Santiago Caio Rafael do Nascimento, Assis Renata de Almeida Barbosa, Moreira Leandro Marcio, Digiampietri Luciano Antonio
Bioinformatics Graduate Program, University of Sao Paulo, Sao Paulo, Brazil.
Adventist University of Sao Paulo, Sao Paulo, Brazil.
Front Genet. 2019 Aug 26;10:725. doi: 10.3389/fgene.2019.00725. eCollection 2019.
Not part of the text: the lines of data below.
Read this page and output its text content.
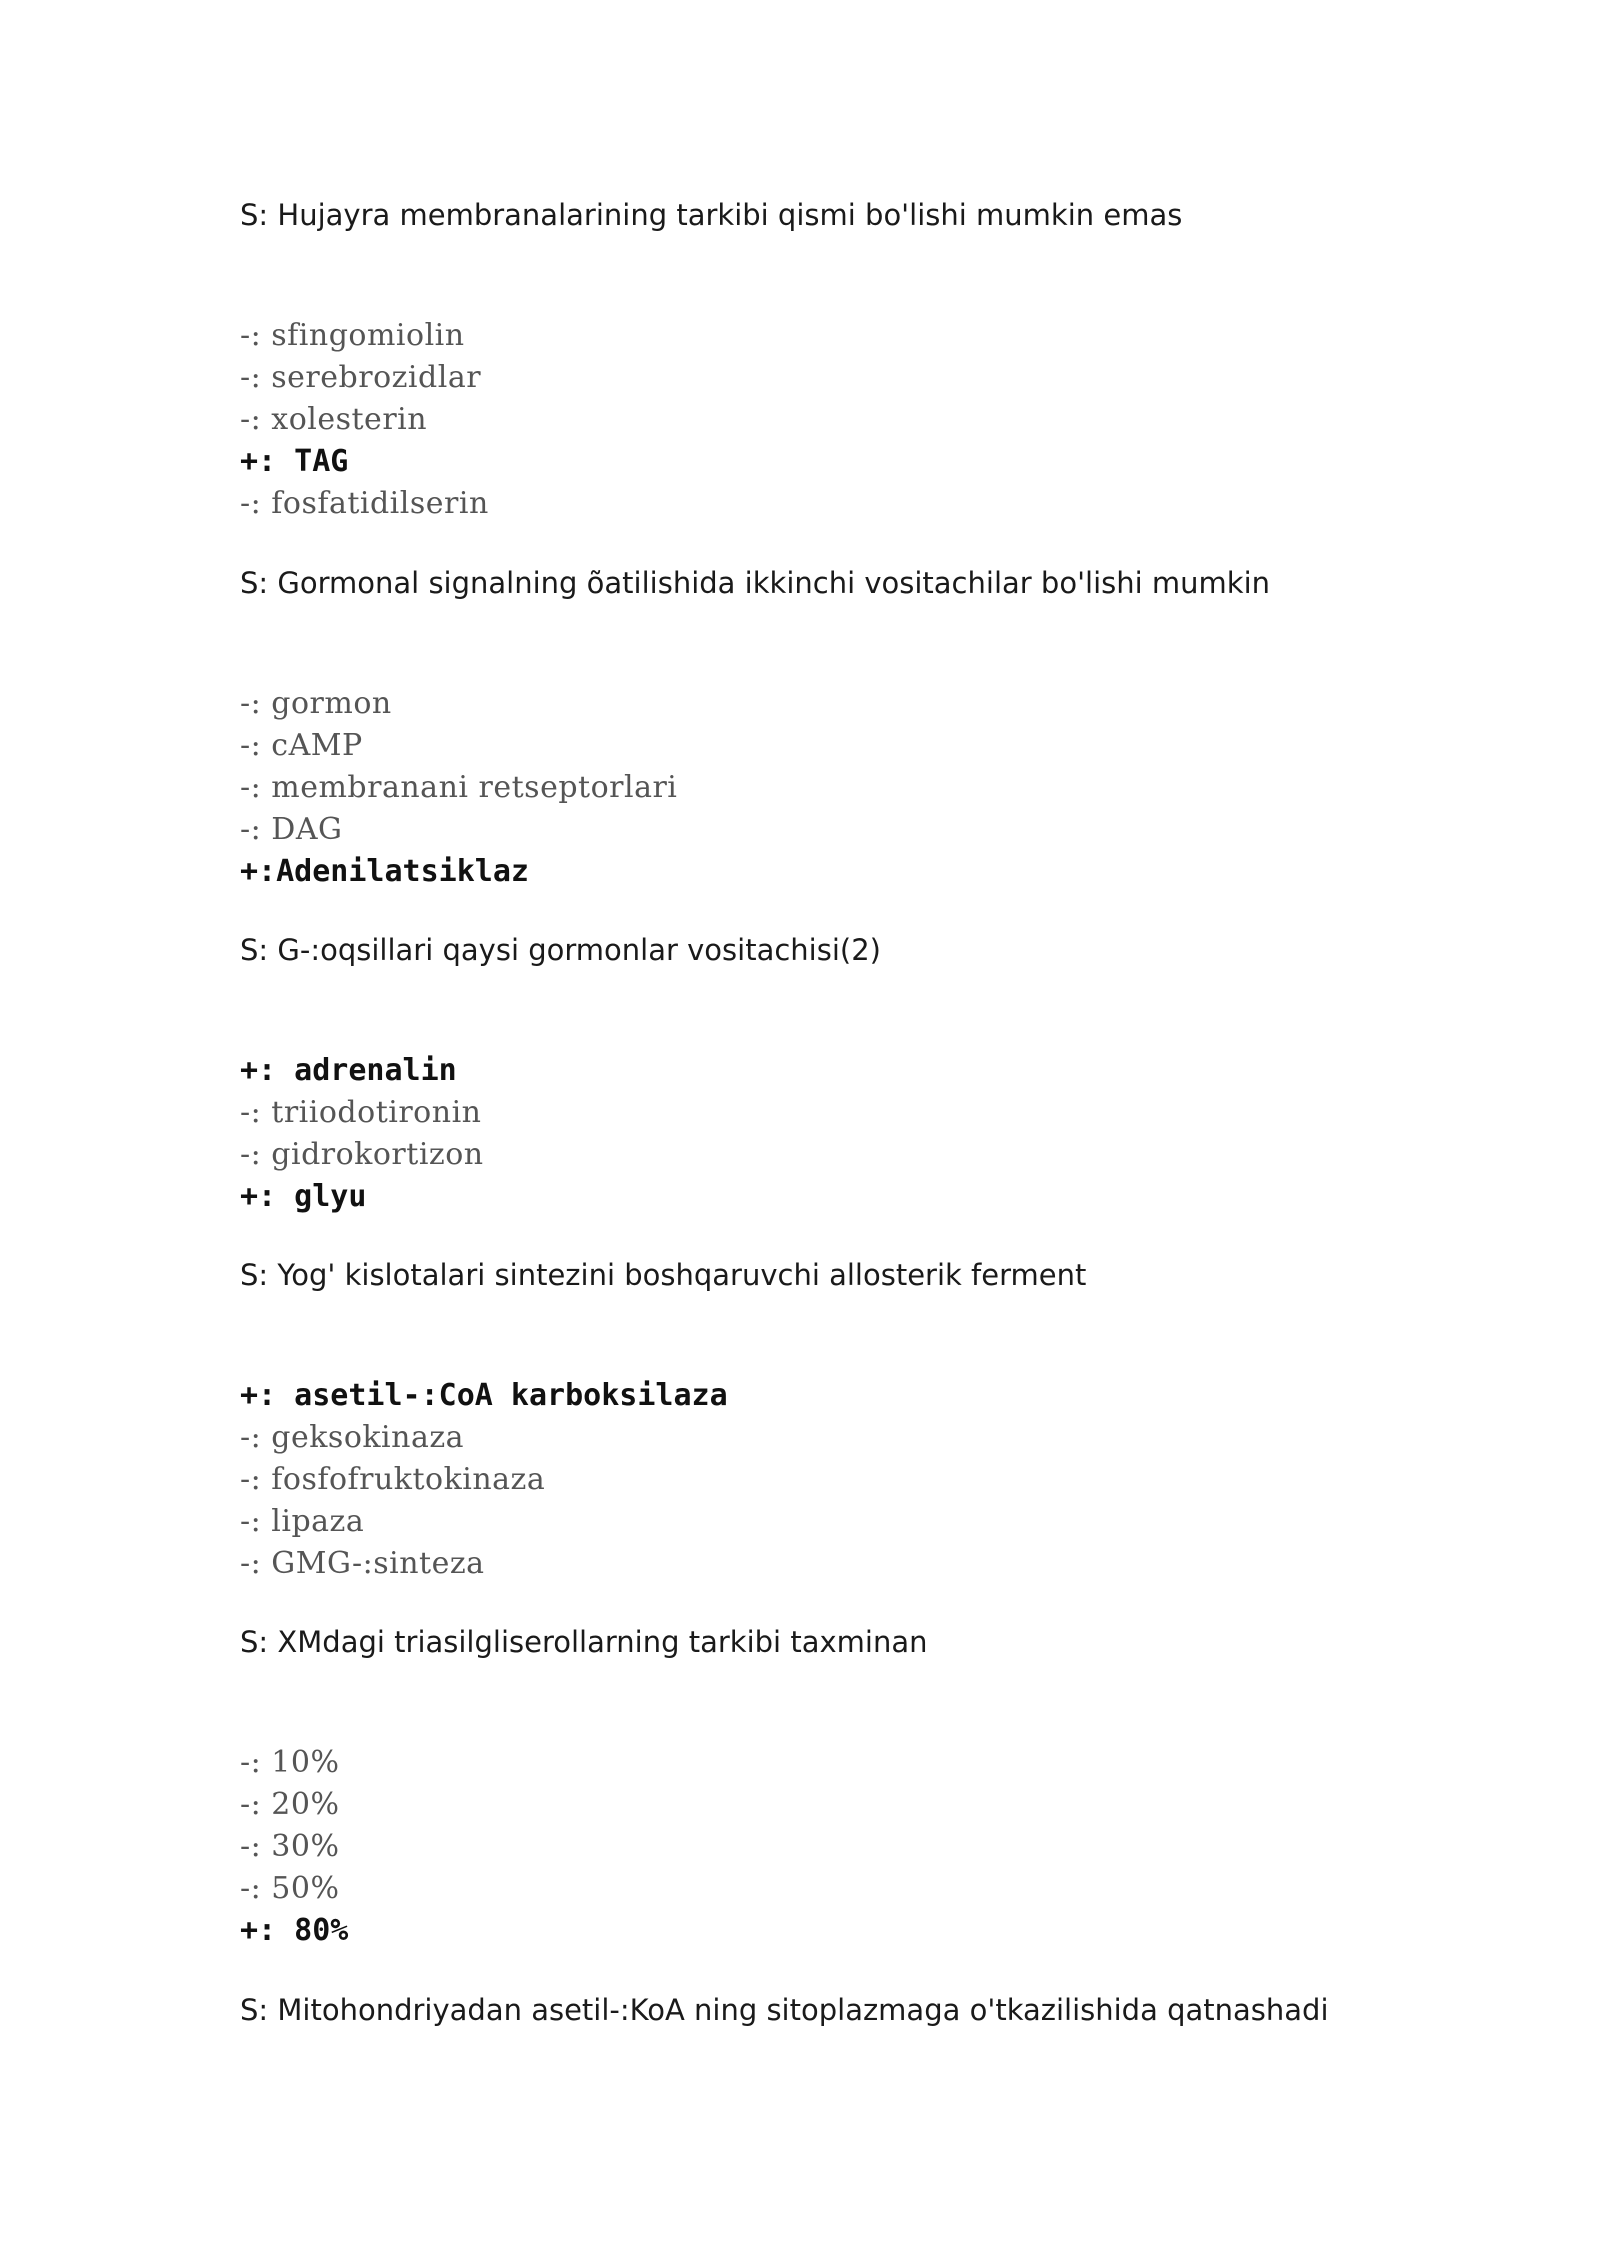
S: Hujayra membranalarining tarkibi qismi bo'lishi mumkin emas
-: sfingomiolin
-: serebrozidlar
-: xolesterin
+: TAG
-: fosfatidilserin
S: Gormonal signalning õatilishida ikkinchi vositachilar bo'lishi mumkin
-: gormon
-: cAMP
-: membranani retseptorlari
-: DAG
+:Adenilatsiklaz
S: G-:oqsillari qaysi gormonlar vositachisi(2)
+: adrenalin
-: triiodotironin
-: gidrokortizon
+: glyu
S: Yog' kislotalari sintezini boshqaruvchi allosterik ferment
+: asetil-:CoA karboksilaza
-: geksokinaza
-: fosfofruktokinaza
-: lipaza
-: GMG-:sinteza
S: XMdagi triasilgliserollarning tarkibi taxminan
-: 10%
-: 20%
-: 30%
-: 50%
+: 80%
S: Mitohondriyadan asetil-:KoA ning sitoplazmaga o'tkazilishida qatnashadi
Genomics research has produced an exponential amount of data. However, the genetic knowledge pertaining to certain phenotypic characteristics is lacking. Also, a considerable part of these genomes have coding sequences (CDSs) with unknown functions, posing additional challenges to researchers. Phylogenetically close microorganisms share much of their CDSs, and certain phenotypes unique to a set of microorganisms may be the result of the genes found exclusively in those microorganisms. This study presents the GTACG framework, an easy-to-use tool for identifying in the subgroups of bacterial genomes whose microorganisms have common phenotypic characteristics, to find data that differentiates them from other associated genomes in a simple and fast way. The GTACG analysis is based on the formation of homologous CDS clusters from local alignments. The front-end is easy to use, and the installation packages have been developed to enable users lacking knowledge of programming languages or bioinformatics analyze high-throughput data using the tool. The validation of the GTACG framework has been carried out based on a case report involving a set of 161 genomes from the Xanthomonadaceae family, in which 19 families of orthologous proteins were found in 90% of the plant-associated genomes, allowing the identification of the proteins potentially associated with adaptation and virulence in plant tissue. The results show the potential use of GTACG in the search for new targets for molecular studies, and GTACG can be used as a research tool by biologists who lack advanced knowledge in the use of computational tools for bacterial comparative genomics.
基因组学研究产生了指数级增长的数据量。然而,关于某些表型特征的遗传知识却很匮乏。此外,这些基因组中有相当一部分编码序列(CDS)的功能未知,给研究人员带来了额外的挑战。系统发育关系相近的微生物共享许多CDS,而一组微生物特有的某些表型可能是仅在这些微生物中发现的基因所致。本研究提出了GTACG框架,这是一种易于使用的工具,用于在具有共同表型特征的微生物的细菌基因组亚组中进行识别,以简单快速的方式找到将它们与其他相关基因组区分开来的数据。GTACG分析基于通过局部比对形成同源CDS簇。其前端易于使用,并且已经开发了安装包,使缺乏编程语言或生物信息学知识的用户能够使用该工具分析高通量数据。GTACG框架的验证是基于一个案例报告进行的,该报告涉及来自黄单胞菌科的161个基因组,其中在90%的植物相关基因组中发现了19个直系同源蛋白家族,从而能够鉴定出可能与植物组织中的适应性和毒力相关的蛋白质。结果表明GTACG在寻找分子研究新靶点方面具有潜在用途,并且GTACG可被缺乏细菌比较基因组学计算工具使用方面先进知识的生物学家用作研究工具。